EXACERBATING THE CARE CRISIS: The nation is undergoing a "care crisis." A recent study in the Health Affairs medical journal "found 6,700 patient deaths and 4 million days of hospital care could be avoided each year by increasing staff of registered nurses," which requires not only training additional nurses, but also recruiting and retaining them in hospital positions. The Oakwood ruling will directly affect nurses, classifying more as supervisors ineligible for union protection. Lower unionization levels definitely won't help recruit more nurses or improve healthcare. Acuff notes, "Nurse unions lead the way in advocating for lower patient-to-nurse ratios and limits on mandatory excessive overtime, both of which have major consequences for patient care. It is no accident -- and has been documented by solid scholarly research -- that heart attack survival rates are higher for patients in hospitals where nurses have a union than in hospitals where nurses do not have a union." Vanessa Quinn, an emergency room nurse in upstate New York, said that expanding the definition of who is a supervisor is disastrous: "If we can't get young people into nursing, we're in trouble. They need to know they can go into this profession and take care of a family. Without union protection, pay will not be competitive."

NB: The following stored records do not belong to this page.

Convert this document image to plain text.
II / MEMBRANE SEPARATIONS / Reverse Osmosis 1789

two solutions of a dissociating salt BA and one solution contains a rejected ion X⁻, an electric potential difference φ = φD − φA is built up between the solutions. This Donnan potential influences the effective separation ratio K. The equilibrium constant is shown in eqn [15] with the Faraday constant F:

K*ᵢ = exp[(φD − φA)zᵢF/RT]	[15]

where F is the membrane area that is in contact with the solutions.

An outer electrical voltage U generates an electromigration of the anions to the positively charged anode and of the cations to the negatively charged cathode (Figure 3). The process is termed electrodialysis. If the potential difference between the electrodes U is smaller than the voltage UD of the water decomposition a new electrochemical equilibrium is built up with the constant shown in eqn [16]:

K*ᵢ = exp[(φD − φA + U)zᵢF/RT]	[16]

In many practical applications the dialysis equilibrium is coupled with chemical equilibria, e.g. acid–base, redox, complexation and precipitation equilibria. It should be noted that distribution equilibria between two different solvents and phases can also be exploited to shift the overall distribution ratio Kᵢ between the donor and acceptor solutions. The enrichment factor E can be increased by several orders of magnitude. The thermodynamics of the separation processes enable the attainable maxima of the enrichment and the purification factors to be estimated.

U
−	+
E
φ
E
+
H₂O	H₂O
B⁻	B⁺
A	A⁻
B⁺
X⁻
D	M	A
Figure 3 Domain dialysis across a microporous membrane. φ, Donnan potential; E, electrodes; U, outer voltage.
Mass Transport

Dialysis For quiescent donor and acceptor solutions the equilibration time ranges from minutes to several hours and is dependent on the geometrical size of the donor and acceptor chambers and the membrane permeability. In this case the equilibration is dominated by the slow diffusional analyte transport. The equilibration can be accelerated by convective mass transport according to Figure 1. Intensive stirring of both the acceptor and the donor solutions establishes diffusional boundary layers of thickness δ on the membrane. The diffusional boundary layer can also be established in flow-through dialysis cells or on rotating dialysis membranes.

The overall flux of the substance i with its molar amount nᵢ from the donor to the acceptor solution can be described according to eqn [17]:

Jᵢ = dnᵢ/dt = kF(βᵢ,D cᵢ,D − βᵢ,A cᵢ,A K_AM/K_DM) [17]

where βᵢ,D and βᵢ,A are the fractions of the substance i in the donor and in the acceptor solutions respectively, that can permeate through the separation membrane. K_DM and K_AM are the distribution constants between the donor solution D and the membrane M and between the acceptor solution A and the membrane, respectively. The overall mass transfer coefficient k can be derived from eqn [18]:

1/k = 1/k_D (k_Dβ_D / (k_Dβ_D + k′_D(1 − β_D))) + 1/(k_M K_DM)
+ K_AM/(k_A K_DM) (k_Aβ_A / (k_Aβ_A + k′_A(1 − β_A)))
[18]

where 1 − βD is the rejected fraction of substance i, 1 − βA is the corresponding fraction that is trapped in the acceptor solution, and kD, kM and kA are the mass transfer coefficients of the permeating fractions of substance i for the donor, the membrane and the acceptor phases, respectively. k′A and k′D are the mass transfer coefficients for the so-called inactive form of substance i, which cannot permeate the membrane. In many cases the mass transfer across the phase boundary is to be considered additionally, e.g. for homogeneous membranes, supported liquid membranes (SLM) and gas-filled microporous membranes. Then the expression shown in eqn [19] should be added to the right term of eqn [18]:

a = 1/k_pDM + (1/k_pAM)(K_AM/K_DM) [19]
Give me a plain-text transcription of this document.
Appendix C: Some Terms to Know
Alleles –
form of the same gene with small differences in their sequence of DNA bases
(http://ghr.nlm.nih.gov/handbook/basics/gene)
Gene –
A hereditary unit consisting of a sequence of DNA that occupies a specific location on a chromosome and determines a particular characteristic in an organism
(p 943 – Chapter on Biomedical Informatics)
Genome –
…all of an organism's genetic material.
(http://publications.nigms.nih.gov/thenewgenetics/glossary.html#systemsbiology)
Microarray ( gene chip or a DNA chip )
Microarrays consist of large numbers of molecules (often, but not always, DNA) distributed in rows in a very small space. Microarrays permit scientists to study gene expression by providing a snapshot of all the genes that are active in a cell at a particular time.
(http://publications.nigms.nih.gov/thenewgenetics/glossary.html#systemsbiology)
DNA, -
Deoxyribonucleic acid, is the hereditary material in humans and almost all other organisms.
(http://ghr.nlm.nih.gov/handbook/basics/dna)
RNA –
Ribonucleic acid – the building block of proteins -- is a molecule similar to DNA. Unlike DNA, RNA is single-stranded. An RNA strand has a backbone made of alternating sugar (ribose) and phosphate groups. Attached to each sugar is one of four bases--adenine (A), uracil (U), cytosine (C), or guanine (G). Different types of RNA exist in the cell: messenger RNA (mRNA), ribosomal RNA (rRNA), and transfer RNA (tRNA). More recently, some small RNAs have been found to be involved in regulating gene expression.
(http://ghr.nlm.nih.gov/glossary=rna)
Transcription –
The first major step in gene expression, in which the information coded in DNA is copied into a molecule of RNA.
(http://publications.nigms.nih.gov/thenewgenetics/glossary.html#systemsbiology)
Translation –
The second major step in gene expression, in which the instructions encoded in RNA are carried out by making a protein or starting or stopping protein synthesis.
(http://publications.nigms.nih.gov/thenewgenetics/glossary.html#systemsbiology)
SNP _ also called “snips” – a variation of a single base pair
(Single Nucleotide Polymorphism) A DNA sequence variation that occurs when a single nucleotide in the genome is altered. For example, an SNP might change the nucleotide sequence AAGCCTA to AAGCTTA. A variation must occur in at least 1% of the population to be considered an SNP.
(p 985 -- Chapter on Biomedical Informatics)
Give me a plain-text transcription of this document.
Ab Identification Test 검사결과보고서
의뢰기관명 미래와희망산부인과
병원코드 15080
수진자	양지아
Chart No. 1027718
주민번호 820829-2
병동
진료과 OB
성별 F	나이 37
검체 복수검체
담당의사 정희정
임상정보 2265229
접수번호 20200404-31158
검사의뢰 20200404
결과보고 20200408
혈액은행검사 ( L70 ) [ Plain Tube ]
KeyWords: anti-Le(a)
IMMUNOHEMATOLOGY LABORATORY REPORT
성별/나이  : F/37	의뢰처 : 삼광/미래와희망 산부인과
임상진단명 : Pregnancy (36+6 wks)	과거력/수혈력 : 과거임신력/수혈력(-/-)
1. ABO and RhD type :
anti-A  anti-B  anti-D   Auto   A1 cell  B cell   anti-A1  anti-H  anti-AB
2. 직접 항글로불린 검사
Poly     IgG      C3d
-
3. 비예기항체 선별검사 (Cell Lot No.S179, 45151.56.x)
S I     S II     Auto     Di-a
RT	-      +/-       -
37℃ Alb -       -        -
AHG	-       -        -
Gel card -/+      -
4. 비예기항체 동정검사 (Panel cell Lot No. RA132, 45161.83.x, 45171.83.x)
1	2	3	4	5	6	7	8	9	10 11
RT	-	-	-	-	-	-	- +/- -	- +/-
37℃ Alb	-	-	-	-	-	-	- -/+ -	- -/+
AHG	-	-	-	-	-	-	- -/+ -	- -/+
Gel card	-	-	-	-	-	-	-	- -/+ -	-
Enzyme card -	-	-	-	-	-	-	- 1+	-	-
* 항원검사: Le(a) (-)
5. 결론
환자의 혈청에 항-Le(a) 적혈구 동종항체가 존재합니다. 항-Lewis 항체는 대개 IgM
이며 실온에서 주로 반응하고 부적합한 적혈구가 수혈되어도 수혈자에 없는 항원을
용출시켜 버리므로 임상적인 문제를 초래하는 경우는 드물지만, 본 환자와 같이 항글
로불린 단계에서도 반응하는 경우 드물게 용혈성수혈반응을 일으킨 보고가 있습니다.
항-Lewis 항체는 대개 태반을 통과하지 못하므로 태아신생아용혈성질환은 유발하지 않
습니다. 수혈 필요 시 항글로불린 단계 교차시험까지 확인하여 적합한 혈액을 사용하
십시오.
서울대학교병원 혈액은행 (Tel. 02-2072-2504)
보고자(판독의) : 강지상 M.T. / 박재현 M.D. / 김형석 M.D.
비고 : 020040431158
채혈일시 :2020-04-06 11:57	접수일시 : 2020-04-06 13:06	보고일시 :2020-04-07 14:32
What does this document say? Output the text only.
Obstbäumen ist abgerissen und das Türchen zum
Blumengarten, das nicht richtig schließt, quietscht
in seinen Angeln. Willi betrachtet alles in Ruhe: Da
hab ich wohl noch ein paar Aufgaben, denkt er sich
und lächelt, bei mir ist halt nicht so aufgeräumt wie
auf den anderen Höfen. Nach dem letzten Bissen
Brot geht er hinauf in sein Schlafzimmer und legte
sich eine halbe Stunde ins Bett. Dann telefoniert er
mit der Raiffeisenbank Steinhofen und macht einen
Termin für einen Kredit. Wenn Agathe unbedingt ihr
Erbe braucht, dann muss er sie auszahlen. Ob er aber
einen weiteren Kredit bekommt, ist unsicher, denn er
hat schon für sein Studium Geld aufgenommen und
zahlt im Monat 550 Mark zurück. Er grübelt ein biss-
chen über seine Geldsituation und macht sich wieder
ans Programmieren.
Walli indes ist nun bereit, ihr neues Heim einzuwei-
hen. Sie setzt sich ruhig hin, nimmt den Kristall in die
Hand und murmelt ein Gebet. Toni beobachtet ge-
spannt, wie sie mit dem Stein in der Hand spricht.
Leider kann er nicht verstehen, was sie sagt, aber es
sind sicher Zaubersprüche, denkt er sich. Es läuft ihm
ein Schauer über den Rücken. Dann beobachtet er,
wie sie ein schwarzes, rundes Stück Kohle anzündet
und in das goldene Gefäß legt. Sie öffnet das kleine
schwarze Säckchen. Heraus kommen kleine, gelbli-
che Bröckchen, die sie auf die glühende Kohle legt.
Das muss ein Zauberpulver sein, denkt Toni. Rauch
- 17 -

WIDE-REACHING RESTRICTIONS FOR MILLIONS OF WORKERS: The Oakwood decision will go far beyond nurses though. The conservative National Association of Manufacturers yesterday applauded the NLRB's Oakwood decision, stating that it "updated a few decades of old 'us vs. them' workplace notions and brought federal labor law closer to the realities of the 21st Century workplace." But the problem with the ruling is precisely that it ignores the realities of the 21st century workforce, which, as Sweeney notes, "is more skilled and educated than those of previous generations. Workplace hierarchies have flattened out. Few employees today are in jobs that don't require them to exercise some independent judgment, to show someone else how to perform a task, to pass assignments on to co-workers. This should not cost them their right to a union voice on the job." By spending as little as 10 percent of the day "supervising" others -- even "minor, incidental, or occasional supervisory duties" -- an employee will lose the right to union representation. As the New York Times noted, "most of the nation's more than 20 million professional workers could fall into that category because many professionals, like a doctor overseeing nurses or a lawyer overseeing a secretary, could be deemed supervisors under the board's new guidelines." By 2010, this number could jump to 34 million professional workers, accounting for over 23 percent of the workforce.